In March, the state sued Didion, and the two parties reached a settlement in April: The company would pay $1.05 million for 23 air and water claims from 1999 to 2010 and folded in the violations from three citizen lawsuits. The settlement in state court effectively rendered the federal lawsuits moot.

Residents in Cambria, a village of 746 people in south central Wisconsin, are divided over whether the plant is good for the community. At a county planning and zoning meeting earlier this year, Didion’s expansion plans were approved unanimously.

Joelle DeBoer, a Didion employee, said her company has been a good neighbor by supporting local charities and providing local jobs. She wrote a letter supporting the expansion plans.

“I believe it’s really going to help Cambria’s community, just because we’ll be bringing more jobs to the community,” DeBoer said.

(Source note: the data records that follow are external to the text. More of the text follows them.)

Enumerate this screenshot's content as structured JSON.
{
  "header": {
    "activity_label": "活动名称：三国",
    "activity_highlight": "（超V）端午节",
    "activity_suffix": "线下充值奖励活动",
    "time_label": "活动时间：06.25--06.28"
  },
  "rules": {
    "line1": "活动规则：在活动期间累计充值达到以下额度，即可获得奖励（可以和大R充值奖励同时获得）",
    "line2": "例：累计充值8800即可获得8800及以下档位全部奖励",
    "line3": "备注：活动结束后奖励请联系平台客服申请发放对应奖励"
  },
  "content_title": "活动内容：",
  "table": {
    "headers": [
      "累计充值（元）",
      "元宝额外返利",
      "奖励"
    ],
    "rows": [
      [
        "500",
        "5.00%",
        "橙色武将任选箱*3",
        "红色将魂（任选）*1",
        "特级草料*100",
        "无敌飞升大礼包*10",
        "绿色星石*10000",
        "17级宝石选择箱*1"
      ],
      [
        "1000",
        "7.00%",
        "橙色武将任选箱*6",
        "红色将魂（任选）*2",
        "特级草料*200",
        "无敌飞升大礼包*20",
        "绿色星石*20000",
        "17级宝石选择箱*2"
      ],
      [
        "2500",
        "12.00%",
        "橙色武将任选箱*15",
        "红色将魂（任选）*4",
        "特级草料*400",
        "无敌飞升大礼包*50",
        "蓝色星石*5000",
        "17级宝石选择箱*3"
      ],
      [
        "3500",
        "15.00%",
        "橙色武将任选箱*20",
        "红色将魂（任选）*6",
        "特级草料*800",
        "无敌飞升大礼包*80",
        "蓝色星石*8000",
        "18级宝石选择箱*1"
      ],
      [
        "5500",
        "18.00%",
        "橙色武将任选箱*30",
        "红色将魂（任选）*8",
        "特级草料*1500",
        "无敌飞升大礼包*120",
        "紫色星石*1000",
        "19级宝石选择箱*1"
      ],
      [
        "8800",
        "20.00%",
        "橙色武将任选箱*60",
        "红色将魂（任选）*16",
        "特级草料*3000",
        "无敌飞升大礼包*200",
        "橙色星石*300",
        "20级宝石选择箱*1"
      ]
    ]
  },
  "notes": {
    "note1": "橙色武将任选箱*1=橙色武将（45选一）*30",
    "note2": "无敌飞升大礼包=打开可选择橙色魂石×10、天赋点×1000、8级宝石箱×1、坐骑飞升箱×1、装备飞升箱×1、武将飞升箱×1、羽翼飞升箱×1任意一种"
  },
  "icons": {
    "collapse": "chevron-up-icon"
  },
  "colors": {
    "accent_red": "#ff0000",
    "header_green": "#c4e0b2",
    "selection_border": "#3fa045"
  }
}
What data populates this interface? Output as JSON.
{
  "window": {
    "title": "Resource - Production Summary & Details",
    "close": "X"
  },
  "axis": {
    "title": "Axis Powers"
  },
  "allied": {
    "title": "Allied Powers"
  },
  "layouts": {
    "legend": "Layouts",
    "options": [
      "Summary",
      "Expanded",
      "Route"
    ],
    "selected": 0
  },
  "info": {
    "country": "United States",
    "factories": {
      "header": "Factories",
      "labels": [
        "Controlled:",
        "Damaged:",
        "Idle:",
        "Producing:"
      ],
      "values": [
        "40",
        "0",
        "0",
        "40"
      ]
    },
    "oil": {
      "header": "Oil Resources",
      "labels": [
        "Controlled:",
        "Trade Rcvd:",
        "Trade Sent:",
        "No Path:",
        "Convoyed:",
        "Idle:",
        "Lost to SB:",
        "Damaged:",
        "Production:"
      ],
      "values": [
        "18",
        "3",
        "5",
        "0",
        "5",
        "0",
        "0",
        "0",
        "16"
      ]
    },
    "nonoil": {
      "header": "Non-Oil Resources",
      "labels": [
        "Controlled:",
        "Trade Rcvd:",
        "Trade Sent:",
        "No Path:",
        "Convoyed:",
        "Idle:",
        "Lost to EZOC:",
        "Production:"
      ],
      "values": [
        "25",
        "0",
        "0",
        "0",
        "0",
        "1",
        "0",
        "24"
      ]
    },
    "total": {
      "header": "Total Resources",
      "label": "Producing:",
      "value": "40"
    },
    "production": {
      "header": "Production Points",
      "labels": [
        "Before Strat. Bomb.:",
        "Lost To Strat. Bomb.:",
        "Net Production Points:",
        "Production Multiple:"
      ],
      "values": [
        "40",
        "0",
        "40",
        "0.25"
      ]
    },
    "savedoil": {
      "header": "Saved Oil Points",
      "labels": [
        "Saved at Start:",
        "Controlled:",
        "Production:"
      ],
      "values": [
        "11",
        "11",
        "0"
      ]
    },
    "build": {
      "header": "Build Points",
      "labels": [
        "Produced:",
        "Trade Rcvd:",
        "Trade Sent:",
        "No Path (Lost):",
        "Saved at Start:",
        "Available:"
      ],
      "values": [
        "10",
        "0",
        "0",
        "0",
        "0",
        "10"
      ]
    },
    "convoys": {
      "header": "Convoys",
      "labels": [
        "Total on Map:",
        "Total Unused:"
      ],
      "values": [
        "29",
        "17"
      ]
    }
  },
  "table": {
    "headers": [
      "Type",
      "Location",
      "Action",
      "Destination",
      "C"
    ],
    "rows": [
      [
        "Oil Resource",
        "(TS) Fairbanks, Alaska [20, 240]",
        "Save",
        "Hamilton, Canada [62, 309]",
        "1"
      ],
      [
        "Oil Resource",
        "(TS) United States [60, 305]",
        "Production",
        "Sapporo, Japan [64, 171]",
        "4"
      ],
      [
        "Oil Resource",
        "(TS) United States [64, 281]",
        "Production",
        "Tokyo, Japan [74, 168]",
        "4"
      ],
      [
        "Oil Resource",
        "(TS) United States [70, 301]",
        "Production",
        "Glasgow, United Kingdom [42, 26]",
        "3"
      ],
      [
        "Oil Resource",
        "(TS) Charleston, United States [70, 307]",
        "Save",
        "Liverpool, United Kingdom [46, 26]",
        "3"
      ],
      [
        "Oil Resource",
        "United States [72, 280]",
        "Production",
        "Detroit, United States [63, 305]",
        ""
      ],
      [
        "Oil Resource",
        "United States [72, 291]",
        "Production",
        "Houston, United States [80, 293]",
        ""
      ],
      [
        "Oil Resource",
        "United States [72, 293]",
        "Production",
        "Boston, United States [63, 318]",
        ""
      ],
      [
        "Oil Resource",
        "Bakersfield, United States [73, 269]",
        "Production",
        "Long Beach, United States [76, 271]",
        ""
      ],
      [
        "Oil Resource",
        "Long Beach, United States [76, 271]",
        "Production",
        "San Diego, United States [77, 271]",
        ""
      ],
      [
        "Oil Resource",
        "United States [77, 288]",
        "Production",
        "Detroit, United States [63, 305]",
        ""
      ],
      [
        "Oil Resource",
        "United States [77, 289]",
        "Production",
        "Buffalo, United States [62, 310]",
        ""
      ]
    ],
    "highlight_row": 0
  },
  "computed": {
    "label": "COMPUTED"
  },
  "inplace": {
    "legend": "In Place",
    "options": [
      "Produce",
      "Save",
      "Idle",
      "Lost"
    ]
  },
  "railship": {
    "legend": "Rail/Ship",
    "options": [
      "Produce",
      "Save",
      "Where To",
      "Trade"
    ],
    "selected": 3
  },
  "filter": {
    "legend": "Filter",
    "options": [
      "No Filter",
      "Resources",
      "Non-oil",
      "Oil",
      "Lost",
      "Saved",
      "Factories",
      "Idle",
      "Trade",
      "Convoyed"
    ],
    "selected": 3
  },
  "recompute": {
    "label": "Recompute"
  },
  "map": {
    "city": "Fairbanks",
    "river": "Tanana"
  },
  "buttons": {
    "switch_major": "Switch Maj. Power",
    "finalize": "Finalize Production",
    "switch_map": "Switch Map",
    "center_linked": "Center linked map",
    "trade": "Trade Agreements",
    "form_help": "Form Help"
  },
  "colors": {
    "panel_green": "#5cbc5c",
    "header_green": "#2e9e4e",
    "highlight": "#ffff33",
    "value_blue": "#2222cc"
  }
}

Other residents said they were infuriated by the state and federal governments’ lack of attention to companies’ environmental record.

“It’s crazy not to consider their background and their history,” said John Mueller, a Cambria resident who lives a half-mile from Didion’s mills, and is co-founder of Cambrians for Thoughtful Development. The group sued the company twice for violations that were later included in the state’s settlement.

“We know they’re not trustworthy,” he said.

Editor’s note: Christa Westerberg, a Madison attorney who provides pro bono legal services to the Wisconsin Center for Investigative Journalism, has represented Cambrians for Thoughtful Development, a citizens group, in two federal environmental lawsuits against Didion Milling Inc. Westerberg provided the Center with information about the suits that has been independently verified. She did not provide the Center with legal services or participate in the writing or editing of this report.